Мальчик сомневался. Я, видимо, казался ему — но любому своему впечатлению, даже имеющему основания, я не доверял полностью — интересным, но из-за моих авансов, остающихся всегда смесью лицемерного безразличия и страсти, ему трудно было создать обо мне четкое мнение: учитывая нарочито небрежный наряд — джинсы и рубашка цвета хаки, — кто я такой: просто прикольный мальчик — ну да, «мальчик»? — какой-нибудь придурок или переодетый вор-карманник? Чтобы успокоить его, я решил вести себя как можно более пошлым и неоригинальным образом.

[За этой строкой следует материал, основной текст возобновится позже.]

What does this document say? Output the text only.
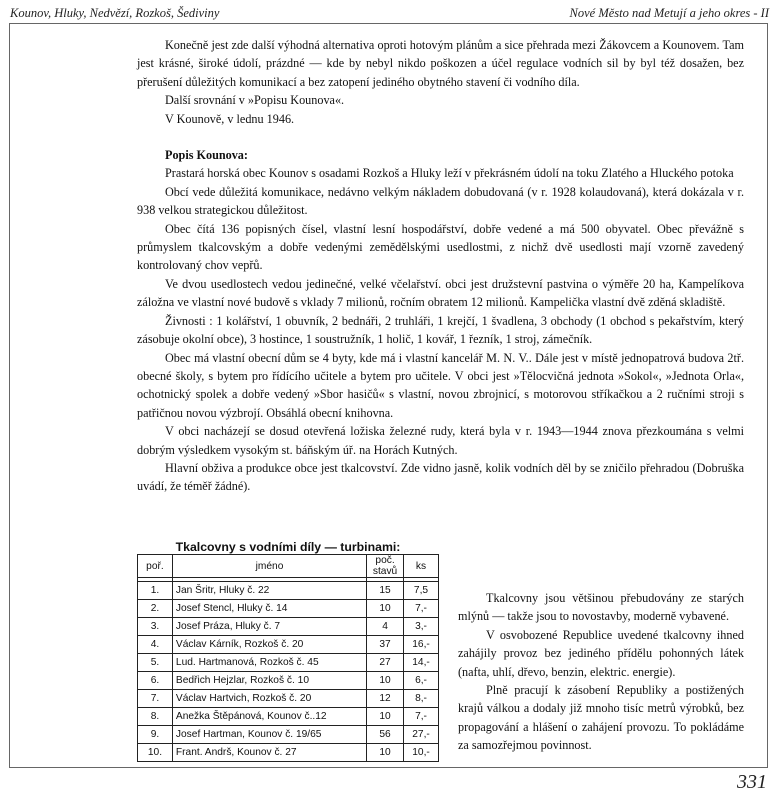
Kounov, Hluky, Nedvězí, Rozkoš, Šediviny	Nové Město nad Metují a jeho okres - II

Konečně jest zde další výhodná alternativa oproti hotovým plánům a sice přehrada mezi Žákovcem a Kounovem. Tam jest krásné, široké údolí, prázdné — kde by nebyl nikdo poškozen a účel regulace vodních sil by byl též dosažen, bez přerušení důležitých komunikací a bez zatopení jediného obytného stavení či vodního díla.

Další srovnání v »Popisu Kounova«.

V Kounově, v lednu 1946.

Popis Kounova:

Prastará horská obec Kounov s osadami Rozkoš a Hluky leží v překrásném údolí na toku Zlatého a Hluckého potoka

Obcí vede důležitá komunikace, nedávno velkým nákladem dobudovaná (v r. 1928 kolaudovaná), která dokázala v r. 938 velkou strategickou důležitost.

Obec čítá 136 popisných čísel, vlastní lesní hospodářství, dobře vedené a má 500 obyvatel. Obec převážně s průmyslem tkalcovským a dobře vedenými zemědělskými usedlostmi, z nichž dvě usedlosti mají vzorně zavedený kontrolovaný chov vepřů.

Ve dvou usedlostech vedou jedinečné, velké včelařství. obci jest družstevní pastvina o výměře 20 ha, Kampelíkova záložna ve vlastní nové budově s vklady 7 milionů, ročním obratem 12 milionů. Kampelička vlastní dvě zděná skladiště.

Živnosti : 1 kolářství, 1 obuvník, 2 bednáři, 2 truhláři, 1 krejčí, 1 švadlena, 3 obchody (1 obchod s pekařstvím, který zásobuje okolní obce), 3 hostince, 1 soustružník, 1 holič, 1 kovář, 1 řezník, 1 stroj, zámečník.

Obec má vlastní obecní dům se 4 byty, kde má i vlastní kancelář M. N. V.. Dále jest v místě jednopatrová budova 2tř. obecné školy, s bytem pro řídícího učitele a bytem pro učitele. V obci jest »Tělocvičná jednota »Sokol«, »Jednota Orla«, ochotnický spolek a dobře vedený »Sbor hasičů« s vlastní, novou zbrojnicí, s motorovou stříkačkou a 2 ručními stroji s patřičnou novou výzbrojí. Obsáhlá obecní knihovna.

V obci nacházejí se dosud otevřená ložiska železné rudy, která byla v r. 1943—1944 znova přezkoumána s velmi dobrým výsledkem vysokým st. báňským úř. na Horách Kutných.

Hlavní obživa a produkce obce jest tkalcovství. Zde vidno jasně, kolik vodních děl by se zničilo přehradou (Dobruška uvádí, že téměř žádné).

Tkalcovny s vodními díly — turbinami:
poř.	jméno	poč. stavů	ks

1.	Jan Šritr, Hluky č. 22	15	7,5
2.	Josef Stencl, Hluky č. 14	10	7,-
3.	Josef Práza, Hluky č. 7	4	3,-
4.	Václav Kárník, Rozkoš č. 20	37	16,-
5.	Lud. Hartmanová, Rozkoš č. 45	27	14,-
6.	Bedřich Hejzlar, Rozkoš č. 10	10	6,-
7.	Václav Hartvich, Rozkoš č. 20	12	8,-
8.	Anežka Štěpánová, Kounov č..12	10	7,-
9.	Josef Hartman, Kounov č. 19/65	56	27,-
10.	Frant. Andrš, Kounov č. 27	10	10,-

Tkalcovny jsou většinou přebudovány ze starých mlýnů — takže jsou to novostavby, moderně vybavené.

V osvobozené Republice uvedené tkalcovny ihned zahájily provoz bez jediného přídělu pohonných látek (nafta, uhlí, dřevo, benzin, elektric. energie).

Plně pracují k zásobení Republiky a postižených krajů válkou a dodaly již mnoho tisíc metrů výrobků, bez propagování a hlášení o zahájení provozu. To pokládáme za samozřejmou povinnost.

331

— Мое первое впечатление, — начал я, но такой книжный язык мог перепугать нормального человека до смерти. — Нет, — пояснил я, — я увидел тебя и сразу подумал: вот мальчик из Англии. Только ступил на берег, — подумал я. Ну да, что еще я мог подумать? Что он не понимает язык, что он в чужом городе… Кто угодно может обвести его вокруг пальца… Ему могут втюхать стакан пива по двойной цене…
Мной — хоть я сам этого и не желал, но и не смог противиться овладела какая-то заботливая нежность при мысли о том, что простодушному молоденькому англичанину, который так далеко от мамы — например, морскому бойскауту с британским флажком на рюкзаке — могут причинить зло, обмануть, даже обокрасть, если я не возьму его под свою защиту. Мне пришлось сдерживаться, чтобы на глазах у меня не выступили слезы, и мое самоуверенное лицо не превратилось в хнычущую пидорскую рожу. — Вот я подумал: спрошу, не хочет ли он зайти ко мне в гости что-нибудь выпить.
Мальчик, как мне показалось, почувствовал себя гораздо спокойнее и, улыбнулся — неуверенно и осторожно, но все же облегченно. В любом случае, недоразумений могли быть еще тьма: он мог подумать, что я и вправду приличный мужик, без задних мыслей, простой самаритянин, солдатская матушка… И только из-за кружки пива, на халяву, не удовольствия для, а развлечения ради, тащиться на другой конец города ему, может быть, и не захочется…
— И еще я, конечно, подумал — закончил я — что за таким мальчиком, поклонники должны бегать толпами.
И я нахально ухмыльнулся. Вот так, яснее некуда, или он уловит смысл этого завуалированного комплимента?
Что бы вы думали, да, сработало, и теперь все должно пойти как по маслу, но, как и любой представитель человеческой расы, добившийся желаемого, сразу же вопрошает, доволен ли он тем, что получил, так и я задумался: что именно, кроме уверенности в неизбежности Смерти и, в лучшем случае, «неизвестности относительно решающего часа»,[11] я получил, и какой в этом смысл, если я стою на пороге бесконечной и непостижимой ночи?
Но он, стало быть, пошел со мной.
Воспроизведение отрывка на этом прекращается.